Standing a few hundred feet from the Capitol's west front, Sheehan said she was convinced those demanding a withdrawal from Iraq have gained momentum.
"This is where we will force change on America. We the people are the checks and balances on this government," she said, flanked by relatives of other service personnel who, like her son Casey, have been killed in Iraq or are now serving in that war zone.
"We're going to show this administration. We're going to show you, the media, and we're going to show Congress that we mean business. ... We're not going anywhere," she said.
Organizers expect tens of thousands of marchers Saturday for a protest that will start on the Ellipse south of the White House and end up on the Washington Monument grounds, where there will be speeches and 12 hours of music. Bush is scheduled to be out of town, perhaps on a post-Katrina trip to Alabama, Arkansas and Texas, although those plans might change because of approaching Hurricane Rita.
On Sunday in Washington, march organizers plan an interfaith service followed by a day of lobbying Congress on Monday to urge more members to join the ranks of those calling for a troop withdrawal from Iraq.

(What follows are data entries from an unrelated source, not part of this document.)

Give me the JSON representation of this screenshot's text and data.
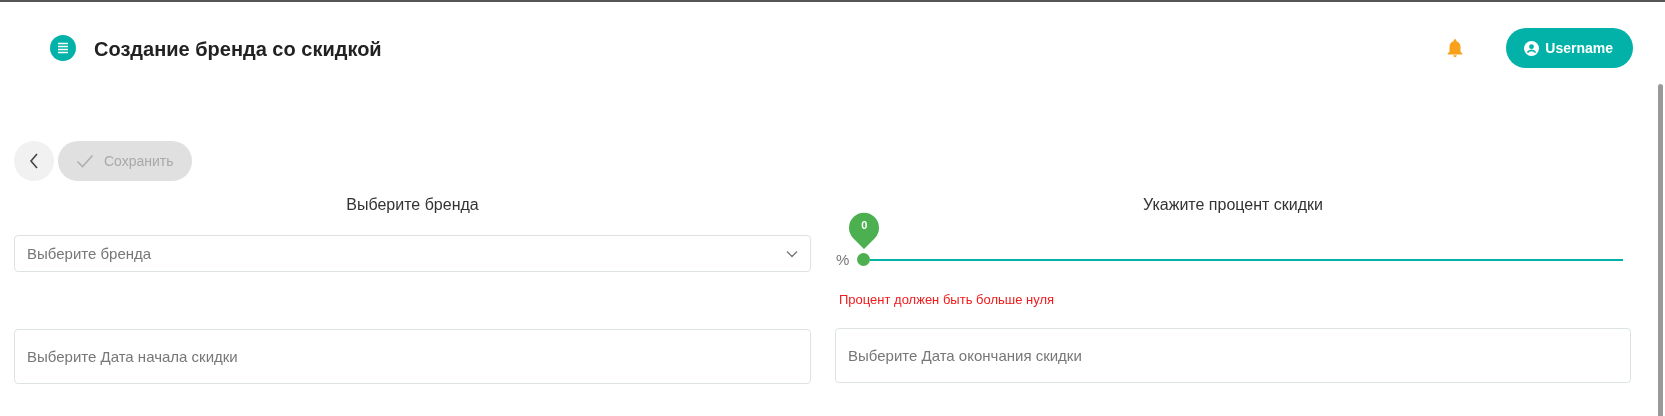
{
  "header": {
    "title": "Создание бренда со скидкой",
    "user_button": "Username"
  },
  "toolbar": {
    "save_button": {
      "label": "Сохранить",
      "disabled": true
    }
  },
  "brand": {
    "label": "Выберите бренда",
    "placeholder": "Выберите бренда"
  },
  "discount": {
    "label": "Укажите процент скидки",
    "unit": "%",
    "value": "0",
    "level": 0,
    "error": "Процент должен быть больше нуля"
  },
  "start_date": {
    "placeholder": "Выберите Дата начала скидки"
  },
  "end_date": {
    "placeholder": "Выберите Дата окончания скидки"
  }
}
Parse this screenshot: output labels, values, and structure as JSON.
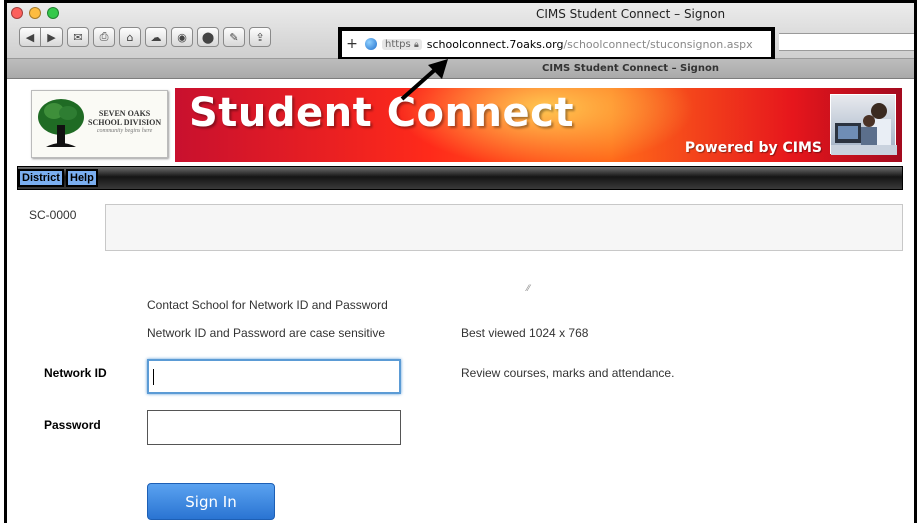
{
  "window": {
    "title": "CIMS Student Connect – Signon",
    "tab_label": "CIMS Student Connect – Signon"
  },
  "toolbar": {
    "back_icon": "back-icon",
    "forward_icon": "forward-icon",
    "plus": "+",
    "https_label": "https",
    "url_host": "schoolconnect.7oaks.org",
    "url_path": "/schoolconnect/stuconsignon.aspx"
  },
  "logo": {
    "line1": "SEVEN OAKS",
    "line2": "SCHOOL DIVISION",
    "tagline": "community begins here"
  },
  "banner": {
    "title": "Student Connect",
    "powered_by": "Powered by CIMS"
  },
  "nav": {
    "district": "District",
    "help": "Help"
  },
  "page": {
    "sc_code": "SC-0000",
    "contact_text": "Contact School for Network ID and Password",
    "case_text": "Network ID and Password are case sensitive",
    "best_viewed": "Best viewed 1024 x 768",
    "review_text": "Review courses, marks and attendance."
  },
  "form": {
    "network_id_label": "Network ID",
    "network_id_value": "",
    "password_label": "Password",
    "password_value": "",
    "signin_label": "Sign In"
  },
  "colors": {
    "banner_red": "#e6161c",
    "nav_button": "#7aaef0",
    "signin_button": "#2a74d2",
    "focus_ring": "#5b9bd5"
  }
}
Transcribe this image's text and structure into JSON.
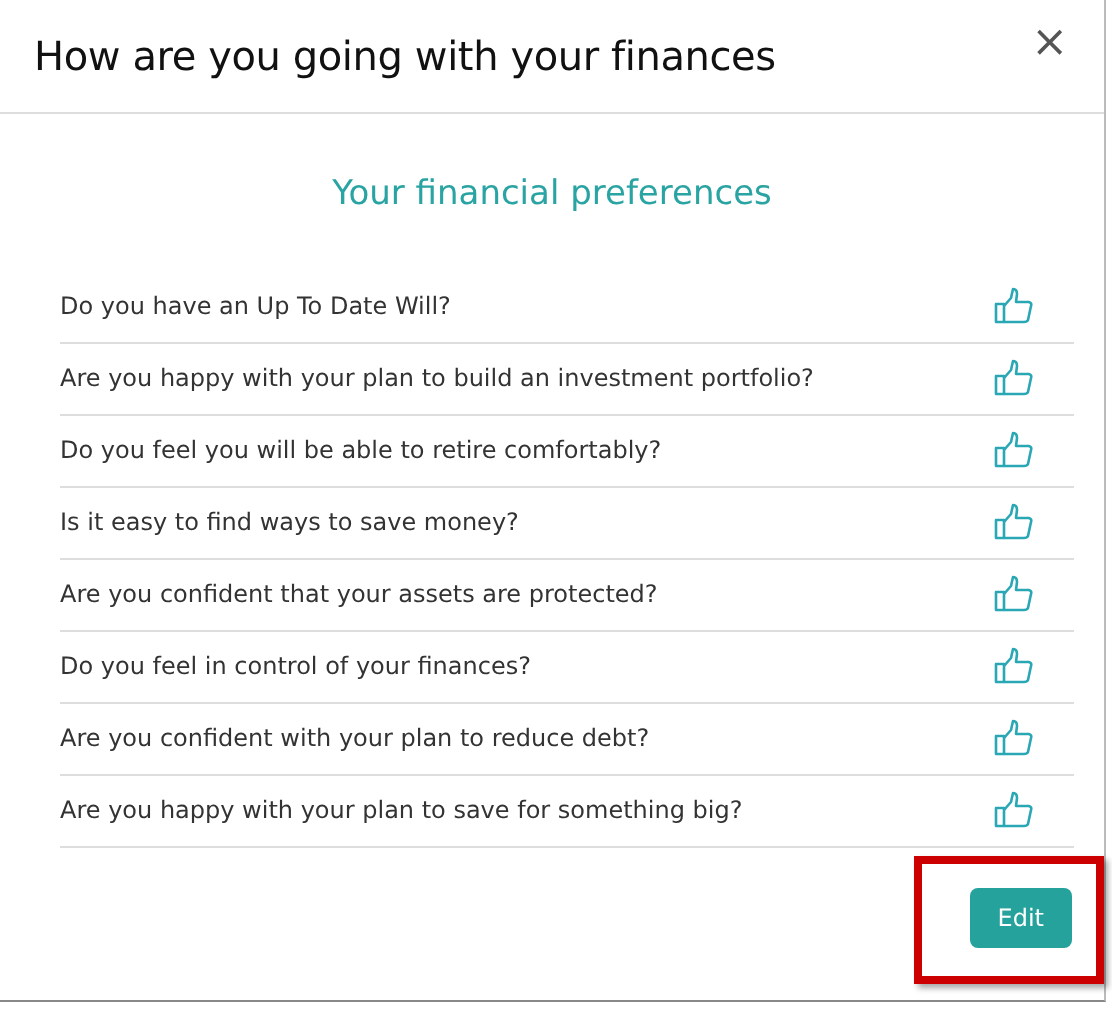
{
  "dialog": {
    "title": "How are you going with your finances",
    "close": "×"
  },
  "subtitle": "Your financial preferences",
  "questions": [
    {
      "text": "Do you have an Up To Date Will?"
    },
    {
      "text": "Are you happy with your plan to build an investment portfolio?"
    },
    {
      "text": "Do you feel you will be able to retire comfortably?"
    },
    {
      "text": "Is it easy to find ways to save money?"
    },
    {
      "text": "Are you confident that your assets are protected?"
    },
    {
      "text": "Do you feel in control of your finances?"
    },
    {
      "text": "Are you confident with your plan to reduce debt?"
    },
    {
      "text": "Are you happy with your plan to save for something big?"
    }
  ],
  "edit_button": {
    "label": "Edit",
    "highlighted": true
  }
}
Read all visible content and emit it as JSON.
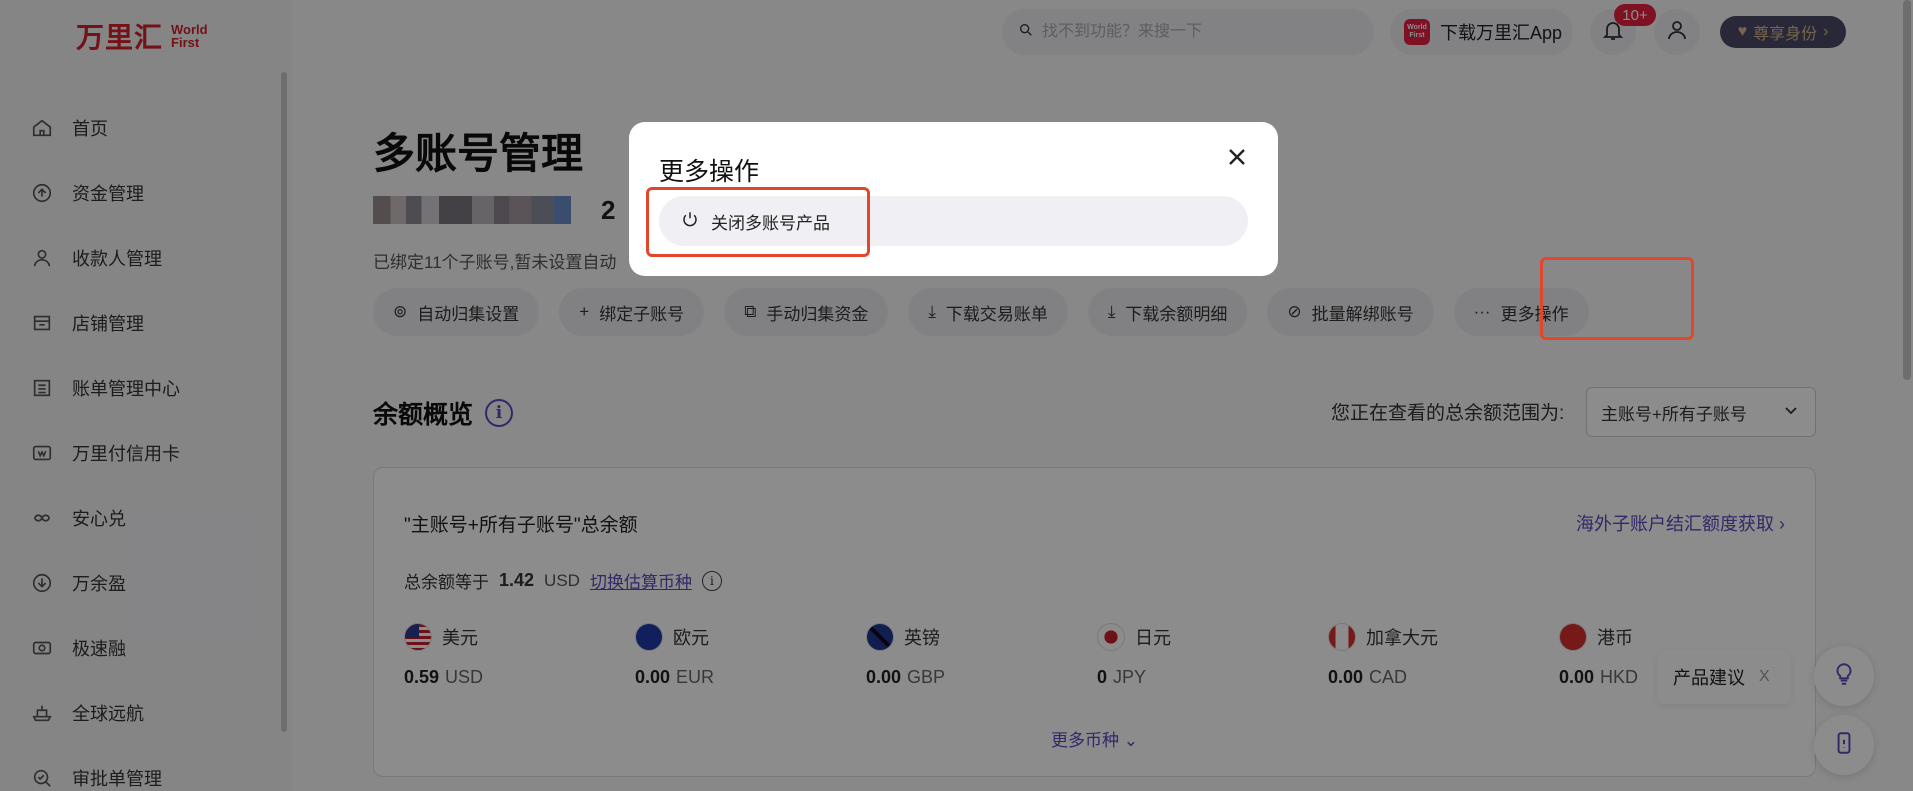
{
  "brand": {
    "name_cn": "万里汇",
    "name_en_1": "World",
    "name_en_2": "First"
  },
  "sidebar": {
    "items": [
      {
        "label": "首页",
        "icon": "home-icon"
      },
      {
        "label": "资金管理",
        "icon": "arrow-up-circle-icon"
      },
      {
        "label": "收款人管理",
        "icon": "user-icon"
      },
      {
        "label": "店铺管理",
        "icon": "store-icon"
      },
      {
        "label": "账单管理中心",
        "icon": "list-icon"
      },
      {
        "label": "万里付信用卡",
        "icon": "card-w-icon"
      },
      {
        "label": "安心兑",
        "icon": "exchange-icon"
      },
      {
        "label": "万余盈",
        "icon": "shield-down-icon"
      },
      {
        "label": "极速融",
        "icon": "finance-icon"
      },
      {
        "label": "全球远航",
        "icon": "ship-icon"
      },
      {
        "label": "审批单管理",
        "icon": "approve-icon"
      }
    ]
  },
  "topbar": {
    "search_placeholder": "找不到功能？来搜一下",
    "download_app": "下载万里汇App",
    "app_icon_text": "World First",
    "notification_badge": "10+",
    "vip_label": "尊享身份",
    "vip_chevron": "›"
  },
  "main": {
    "title": "多账号管理",
    "account_suffix": "2",
    "summary": "已绑定11个子账号,暂未设置自动",
    "actions": [
      {
        "label": "自动归集设置",
        "icon": "⊚"
      },
      {
        "label": "绑定子账号",
        "icon": "+"
      },
      {
        "label": "手动归集资金",
        "icon": "⧉"
      },
      {
        "label": "下载交易账单",
        "icon": "⤓"
      },
      {
        "label": "下载余额明细",
        "icon": "⤓"
      },
      {
        "label": "批量解绑账号",
        "icon": "⊘"
      },
      {
        "label": "更多操作",
        "icon": "···"
      }
    ],
    "balance_title": "余额概览",
    "range_label": "您正在查看的总余额范围为:",
    "range_value": "主账号+所有子账号",
    "card": {
      "title": "\"主账号+所有子账号\"总余额",
      "link": "海外子账户结汇额度获取",
      "total_prefix": "总余额等于",
      "total_amount": "1.42",
      "total_currency": "USD",
      "switch_label": "切换估算币种",
      "currencies": [
        {
          "name": "美元",
          "amount": "0.59",
          "code": "USD",
          "flag": "flag-us"
        },
        {
          "name": "欧元",
          "amount": "0.00",
          "code": "EUR",
          "flag": "flag-eu"
        },
        {
          "name": "英镑",
          "amount": "0.00",
          "code": "GBP",
          "flag": "flag-gb"
        },
        {
          "name": "日元",
          "amount": "0",
          "code": "JPY",
          "flag": "flag-jp"
        },
        {
          "name": "加拿大元",
          "amount": "0.00",
          "code": "CAD",
          "flag": "flag-ca"
        },
        {
          "name": "港币",
          "amount": "0.00",
          "code": "HKD",
          "flag": "flag-hk"
        }
      ],
      "more_currencies": "更多币种"
    }
  },
  "floating": {
    "suggest_label": "产品建议",
    "suggest_close": "X"
  },
  "modal": {
    "title": "更多操作",
    "option": "关闭多账号产品"
  },
  "colors": {
    "brand_red": "#d3212d",
    "accent_purple": "#5a4bbd",
    "highlight": "#e2472c"
  }
}
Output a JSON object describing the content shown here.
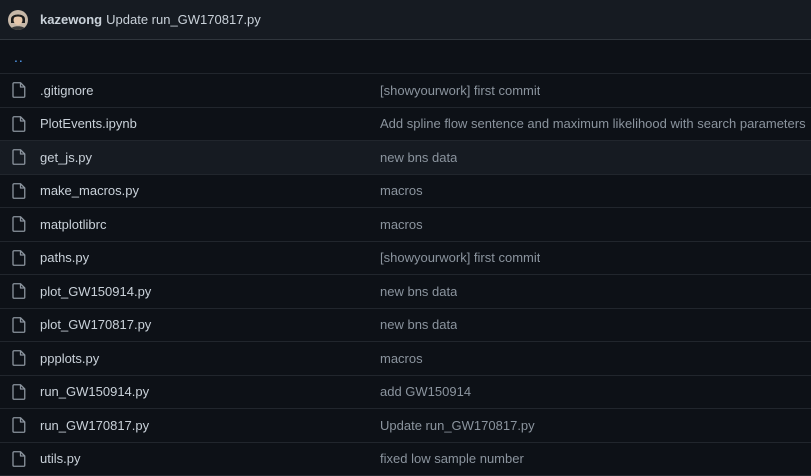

Backers of the Bush administration's policy in Iraq plan their own "Support the Troops and Their Mission Weekend" in Washington that will be highlighted by a Sunday march. Organizers say they expect 10,000 to 20,000 participants. One of the sponsoring groups, Move America Forward, started its own bus tour in San Francisco on Monday and plans for the tour participants, who include families of troops who have served and died or been wounded in Iraq, to arrive in the capital by Sunday.
Some of the families who participated in the wide-ranging anti-war RV tour said they considered the experience their duty.
"I am so guilty because I recommended that my three youngest sons join the Army," said Phil Waste, a former Oregonian who now lives in Shellman Bluff, Ga. He and his wife, Linda, have three sons, a grandson and a granddaughter who have served in Iraq for a total of 58 months. More deployments might be in store.
He called on Congress to cut off money for the war in Iraq. "They may have had faulty information when they voted for this war, but they don't now," said Waste, referring to intelligence that Saddam Hussein had stockpiles of chemical and biological weapons and a nuclear weapons program, all of which has been discredited.
"They can change their minds and stop appropriations for this war," he said.